Im Zweifel für den Angeklagten schreibe ich sein Verhalten am Sonntag diesem Missverständnis von „vorwärts oder nicht“ zu. Aber natürlich wird auch noch etwas anderes passieren – und vielleicht ist es das am Sonntag auch bereits gewesen: er wird die Regeln absichtlich in Frage stellen. Er rennt nun mal gern und er war sehr, sehr gut drauf am Sonntag. Vielleicht hat er auch einfach Lust gehabt, zu rennen und es gar nicht eingesehen, warum ich ihm da jetzt reinfunken will. Er ist inzwischen so stark und ausbalanciert, dass es ihn nicht mehr behindert, dass ich auf seinem Rücken sitze. Er hat auch mit mir obendrauf seine volle Bewegungskapazität erreicht und möchte die sicherlich auch mal ausnutzen. Dass das gefährlich oder zumindest für mich beängstigend ist, weiß er ja nicht. Er weiß: ich kann rennen und ich habe viel Übung darin, dabei auf den Hufen zu bleiben. Straßen, Autos und Hunden stören ihn dabei nicht, er stellt sich wohl vor, dass er da schon so durch navigieren kann. Das ist der Punkt, an dem es wichtig ist, dass wir Menschen doch 51% Entscheidungsgewalt haben. Ganz ehrlich: wären wir in der Pferdewelt unterwegs, wo er die Gefahren besser kennt als ich, würde ich mich auf seine Entscheidung verlassen wollen. Wenn er dort Vollgas gibt, kann uns das das Leben retten. Aber wir leben in der Menschenwelt und hier kann es uns das Leben kosten. Darum möchte ich das letzte Wort haben und er wird das leider akzeptieren müssen.

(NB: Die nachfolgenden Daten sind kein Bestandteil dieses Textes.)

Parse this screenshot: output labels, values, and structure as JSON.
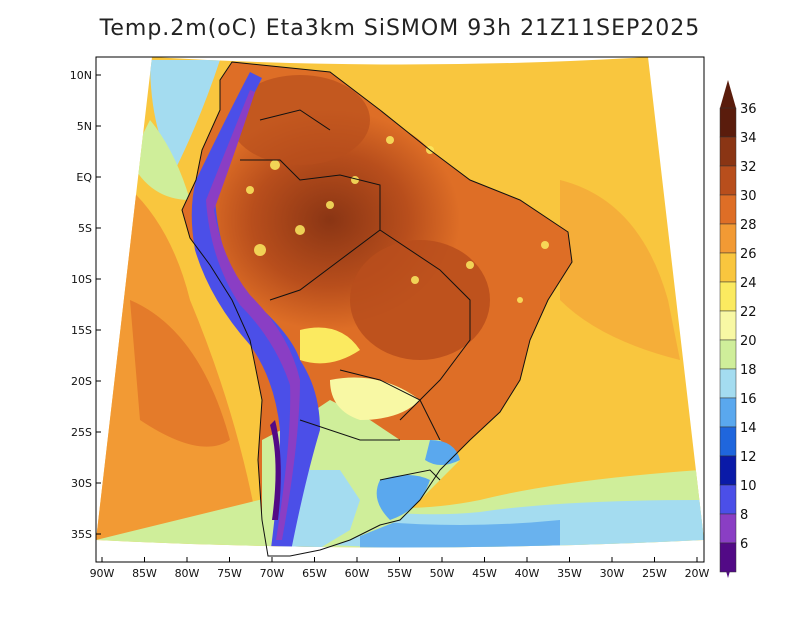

Und ich kann jetzt nur versuchen, das möglichst oft in möglichst harmlosen Situationen auf möglichst nette Art und Weise klar zu stellen und hoffen, dass er das eines Tages so hinnimmt. Und wenn er das tut, dann kann ich ihm ein wildes Rennen schenken auf einer schönen, freien, möglichst sanft ansteigenden Strecke. Aber das dauert wohl noch, bis wir so weit sind. Bis dahin mache ich ihm ein Gegenangebot: Anstatt wild zu rennen, darf er sich im gleichmäßigen Trab und ruhigen Galopp austoben, bis er sich so richtig wohlig müde fühlt, wie er es so gern mag. Und so kann ich vielleicht auch hier ein Missverständnis ausräumen. Anstatt immer nur zu bremsen und ihn damit zu verärgern, kann ich ihn vorwärts reiten bis er selbst bremsen möchte. Nur nicht über die kurze Strecke im Renngalopp, sondern über die lange im ruhigeren Tempo. Und so hat er mir auch mal wieder was erklärt: Berge rauf und runter klettern ersetzt nicht das Strecke machen.

Übrigens: nach unserem Ausritt mit Streit am Sonntag kam er am Montag wieder ganz besonders frohgemut zu mir gelaufen als ich ihn gerufen haben. ER fand den Ausflug großartig! Und das beruhigt mich, zeigt es doch, dass er mir das Gezerre am Zügel und das Schimpfen nicht übel genommen hat. Vielleicht hat er eben doch nur mal wissen wollen, was ich eigentlich machen würde, wenn er alle meine Kommentare ausblendet und seinen eigenen Wunsch nach Geschwindigkeit auslebt…. Man muss ja auch mal nachfragen, ob Regeln noch bestehen, dafür ist so ein Pubertätsschub da…. Und das finde ich in dem Rahmen in dem er es macht auch total legitim. Nur raten müssen soll er nicht, er soll sich sicher sein, was ich meine. Sich dann bewusst zu entscheiden, dass meine Meinung jetzt egal ist, dass man den Rüffel in Kauf nimmt für den kurzen Moment in dem man soooooo viel Spaß hat – das gehört auch mal dazu.